長い金髪をリボンで束ね、背には少し色褪せたマントを翻し、右手には厳つい棍棒のようなものを持ち、左手には金色十字の装飾を施された小さな盾を構えている。霞む光の先に見た姿は、母様が読み聞かせてくれた勇者の伝説の絵本に記された、その人物と酷似するような。いや、正確には違う。だけどそれからは、記憶の中で見た、絵本の挿絵を強烈に思い起こさせた。伝え聞く勇者の姿。
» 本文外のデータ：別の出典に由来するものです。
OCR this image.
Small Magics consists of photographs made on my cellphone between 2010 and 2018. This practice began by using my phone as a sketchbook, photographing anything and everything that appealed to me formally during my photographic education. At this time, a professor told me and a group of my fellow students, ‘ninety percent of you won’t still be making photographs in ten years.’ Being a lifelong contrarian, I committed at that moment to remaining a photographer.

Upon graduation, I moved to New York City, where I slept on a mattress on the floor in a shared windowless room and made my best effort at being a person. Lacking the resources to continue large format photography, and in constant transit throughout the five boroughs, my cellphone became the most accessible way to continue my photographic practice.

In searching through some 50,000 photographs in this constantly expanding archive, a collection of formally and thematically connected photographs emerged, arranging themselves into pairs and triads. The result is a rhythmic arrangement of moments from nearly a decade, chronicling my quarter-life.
そして、金髪と横顔を垣間見て、一人の少女の名を呟く。
「セル……ビィ……ちゃん?」
瞼の重みに耐えきれなくなった私は、もう一度意識を闇の奥へ沈みこませた。
……
…………
………………
「――どうだ? ナナリは無事か?」
「――ああ、大丈夫そうだ。壁に強く叩きつけられて、気を失っているだけみたいだ。しばらく寝かせておいてやれば、自然と意識も戻るだろう」
「ここ数日は長旅が続いていたからな。もう少し休ませてやるとするか」
ガドラーさんとフッドさんの声が聞こえる。
「また助けられちまったな? 前回の分も含めて、きちんと礼はいっておくぜ。ありがとよ。本当に助かった」
「けっ! なんだかな。俺達は、何日も準備して魔族討伐の算段をつけてここまでやってきたっていうのに、お前は苦戦もせず、飄々と奴をぶっ飛ばしやがって。死ぬ気で戦ってきたこっちが虚しくなるぜ……」
「そういうなよフッド。彼女がいなければ、ナナリは確実に殺されていた。ナナリがいなけりゃ、俺達はパーティーとして瓦解しちまう。勝ち目はほぼなかっただろう。何の因果か二度も助けられたんだ。おとなしく礼はいっておくもんだぜ」
「しかし、魔族の住むこんな場所で会うとはな。ラムドラの医者の話じゃ、命に別状はないらしいって事だったはずだが、ずっと眠り続けていていつ起きるかもわからないとまでいわれていたんだぞ」
「……ともあれ、すこぶる健康そうで何よりだよ。……セルビィ。魔族の根城であるこのスレモッジ砦まで出向いてきたってことは、お前さんも俺達と同じで、魔族討伐が目的だったんだろう?」
セル……ビィ……ちゃん!?
ガドラーさんとフッドさんの会話からは、あの日別れた少女の名前が聞こえる。
命を救ってくれた恩人であるにもかかわらず、ずっと眠り続けていてお礼すらいえなかった彼女。
今、ここにセルビィちゃんがいる?
きちんとお礼を言うんだ。その思いだけが先行し、体を跳ね上げて飛び起きる。
「セルビィちゃ――がぁ!?」
ゴッ! 勢いよく体を跳ね上げたせいで、何かに頭がぶつかる。
衝撃を受けて、思わずぶつかった頭を手で押さえる。痛みを堪えながら、眼だけを動かし、ぶつかった何かを覗き込むように見やる。
そこには、長い金髪をリボンで束ね、エルフの長耳を水平から少し下げながら、赤くなった鼻を押さえるエルフの少女が、困ったように笑っていた。